Vollstreckung von Beschäftigungstiteln – Effektiver Rechtsschutz nach 10 Jahren?
Wenn man den Tatbestand des BAG-Urteils vom 5.2.2020 (10 AZB 31/19) liest, reibt man sich die Augen. Der Arbeitnehmer hatte bereits 2010 einen Vollstreckungstitel erwirkt und die Zwangsvollstreckung betrieben. Acht (!) Jahre später wies das Bundesarbeitsgericht die Vollstreckungsgegenklage des Arbeitgebers ab. Die Hoffnung des Arbeitnehmers, nun endlich die tatsächliche Beschäftigung durchsetzen zu können, wurde enttäuscht. Nach einer weiteren Wartezeit von diesmal „nur“ zwei Jahren wies das BAG den Zwangsvollstreckungsantrag zurück. Selbst wenn der Arbeitnehmer gewonnen hätte – effektiver Rechtsschutz sieht anders aus! Wenn man ein Jahrzehntchen Geduld haben muss, ist der Titel kaum etwas wert, manche Arbeitnehmer erreichen dann eher das Rentenalter denn eine tatsächliche Beschäftigung. Zur Ehrenrettung der Gerichte muss man allerdings erwähnen, dass das Verfahren zwischenzeitlich nicht immer betrieben worden war. Die Kernfrage bleibt aber: Wie gelangt man schnell zu einem Vollstreckungstitel und wie vollstreckt man ihn effektiv
- Erlangung des Titels
Wenn es schnell gehen soll, liegt natürlich der Antrag auf Erlass einer einstweiligen Verfügung nahe.
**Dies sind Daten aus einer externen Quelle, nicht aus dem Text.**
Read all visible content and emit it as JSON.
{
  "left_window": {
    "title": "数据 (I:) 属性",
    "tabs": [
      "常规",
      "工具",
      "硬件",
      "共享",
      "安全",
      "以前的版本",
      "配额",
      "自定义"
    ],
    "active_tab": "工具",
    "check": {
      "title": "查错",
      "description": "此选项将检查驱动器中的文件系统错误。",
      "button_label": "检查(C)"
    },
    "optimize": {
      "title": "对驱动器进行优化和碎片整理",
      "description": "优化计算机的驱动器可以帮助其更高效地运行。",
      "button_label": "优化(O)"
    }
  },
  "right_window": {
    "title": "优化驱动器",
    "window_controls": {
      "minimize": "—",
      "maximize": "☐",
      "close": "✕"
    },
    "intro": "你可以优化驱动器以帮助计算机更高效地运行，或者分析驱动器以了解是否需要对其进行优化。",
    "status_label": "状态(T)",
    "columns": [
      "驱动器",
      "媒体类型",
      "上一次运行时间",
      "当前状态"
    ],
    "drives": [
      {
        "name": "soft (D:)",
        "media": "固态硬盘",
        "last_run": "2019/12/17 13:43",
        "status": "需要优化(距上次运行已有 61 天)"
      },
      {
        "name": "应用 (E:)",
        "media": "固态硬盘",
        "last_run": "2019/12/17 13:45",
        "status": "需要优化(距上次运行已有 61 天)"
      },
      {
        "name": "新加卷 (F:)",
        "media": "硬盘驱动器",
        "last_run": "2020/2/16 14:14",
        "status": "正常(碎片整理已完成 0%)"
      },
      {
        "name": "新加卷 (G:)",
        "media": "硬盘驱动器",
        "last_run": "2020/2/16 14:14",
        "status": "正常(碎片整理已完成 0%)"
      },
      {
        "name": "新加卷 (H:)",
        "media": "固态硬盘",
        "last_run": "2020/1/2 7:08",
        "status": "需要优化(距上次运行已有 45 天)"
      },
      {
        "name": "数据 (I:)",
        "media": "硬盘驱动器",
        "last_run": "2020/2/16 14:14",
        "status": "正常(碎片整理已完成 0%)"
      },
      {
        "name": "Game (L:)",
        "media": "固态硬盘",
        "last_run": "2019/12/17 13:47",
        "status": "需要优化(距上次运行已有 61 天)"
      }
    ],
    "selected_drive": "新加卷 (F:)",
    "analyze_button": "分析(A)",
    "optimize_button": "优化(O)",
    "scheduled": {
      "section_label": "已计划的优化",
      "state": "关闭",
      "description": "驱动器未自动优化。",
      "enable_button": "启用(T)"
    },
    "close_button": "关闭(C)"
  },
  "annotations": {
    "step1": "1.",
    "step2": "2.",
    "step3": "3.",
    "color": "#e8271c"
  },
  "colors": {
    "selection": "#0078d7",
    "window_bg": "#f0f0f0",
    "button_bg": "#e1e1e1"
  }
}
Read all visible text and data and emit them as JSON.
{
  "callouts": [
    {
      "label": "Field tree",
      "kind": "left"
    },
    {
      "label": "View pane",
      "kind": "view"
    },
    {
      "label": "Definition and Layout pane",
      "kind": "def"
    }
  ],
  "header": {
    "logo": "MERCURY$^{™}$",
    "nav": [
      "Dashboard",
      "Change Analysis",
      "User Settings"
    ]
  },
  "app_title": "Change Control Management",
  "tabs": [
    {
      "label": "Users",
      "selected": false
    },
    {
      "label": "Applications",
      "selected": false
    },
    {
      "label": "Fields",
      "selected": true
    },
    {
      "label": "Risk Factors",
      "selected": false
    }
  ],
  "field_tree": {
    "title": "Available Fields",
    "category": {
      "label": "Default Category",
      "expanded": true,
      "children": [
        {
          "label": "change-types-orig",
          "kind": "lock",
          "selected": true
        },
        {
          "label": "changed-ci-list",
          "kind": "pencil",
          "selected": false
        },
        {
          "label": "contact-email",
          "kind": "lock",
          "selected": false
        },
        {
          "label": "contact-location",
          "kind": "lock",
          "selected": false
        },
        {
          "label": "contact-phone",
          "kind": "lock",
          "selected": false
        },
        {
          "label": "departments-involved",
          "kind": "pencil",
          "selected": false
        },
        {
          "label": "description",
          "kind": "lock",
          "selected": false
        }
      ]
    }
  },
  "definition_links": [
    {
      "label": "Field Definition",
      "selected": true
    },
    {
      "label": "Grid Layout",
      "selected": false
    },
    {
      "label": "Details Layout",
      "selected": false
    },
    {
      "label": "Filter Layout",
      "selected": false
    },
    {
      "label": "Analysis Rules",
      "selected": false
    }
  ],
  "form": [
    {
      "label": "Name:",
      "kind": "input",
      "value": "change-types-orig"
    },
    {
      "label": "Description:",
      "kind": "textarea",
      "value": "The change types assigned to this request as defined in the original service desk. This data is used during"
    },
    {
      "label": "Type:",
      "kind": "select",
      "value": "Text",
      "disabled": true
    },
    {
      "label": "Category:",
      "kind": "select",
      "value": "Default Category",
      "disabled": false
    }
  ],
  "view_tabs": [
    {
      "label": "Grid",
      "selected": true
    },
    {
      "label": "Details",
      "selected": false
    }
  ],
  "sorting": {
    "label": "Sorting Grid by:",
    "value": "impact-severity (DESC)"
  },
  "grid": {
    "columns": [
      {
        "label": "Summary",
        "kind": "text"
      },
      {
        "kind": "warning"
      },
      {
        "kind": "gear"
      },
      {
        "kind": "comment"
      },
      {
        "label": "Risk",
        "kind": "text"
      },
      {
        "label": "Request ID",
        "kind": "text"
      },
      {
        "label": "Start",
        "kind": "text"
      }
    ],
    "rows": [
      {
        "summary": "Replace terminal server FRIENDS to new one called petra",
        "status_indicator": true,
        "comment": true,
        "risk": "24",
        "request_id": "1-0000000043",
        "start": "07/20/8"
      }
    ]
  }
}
Problematisch ist hierbei der Verfügungsgrund, also die Frage, warum der Arbeitnehmer nicht das Hauptsacheverfahren abwarten kann. Nach Ablauf der Kündigungsfrist wird dem Arbeitnehmer zugemutet, zunächst die Entscheidung erster Instanz im Kündigungsschutzverfahren abzuwarten und dort den uneigentlichen Hilfsantrag auf Weiterbeschäftigung zu stellen. Nur bei einer offensichtlich unwirksamen Kündigung kommt eine einstweilige Verfügung in Betracht. Umstritten ist, ob der Arbeitnehmer ein besonderes Beschäftigungsinteresse glaubhaft machen muss. M.E. ist dies nicht erforderlich. Schon beim Verfügungsanspruch wird ja abgewogen zwischen dem aus dem allgemeinen Persönlichkeitsrecht des Arbeitnehmers abgeleiteten Beschäftigungsinteresse und dem Nichtbeschäftigungsinteresse des Arbeitnehmers. Wenn dort das grundrechtsgestützte Interesse des Arbeitnehmers überwiegt, kann man nicht noch mehr verlangen, denn mit jedem Tag der Nichtbeschäftigung wird das Persönlichkeitsrecht rechtswidrig verletzt. Da das aber häufig anders gesehen wird, schon um nicht zu viele Klagewütige anzulocken, sollte man aber aus Gründen anwaltlicher Vorsicht stets ein besonderes Beschäftigungsinteresse darlegen (s. i.E. Korinth, Einstweiliger Rechtsschutz im Arbeitsgerichtsverfahren, 4. Aufl. 2019, Teil II VI. 5. d) Rz. 94 f.).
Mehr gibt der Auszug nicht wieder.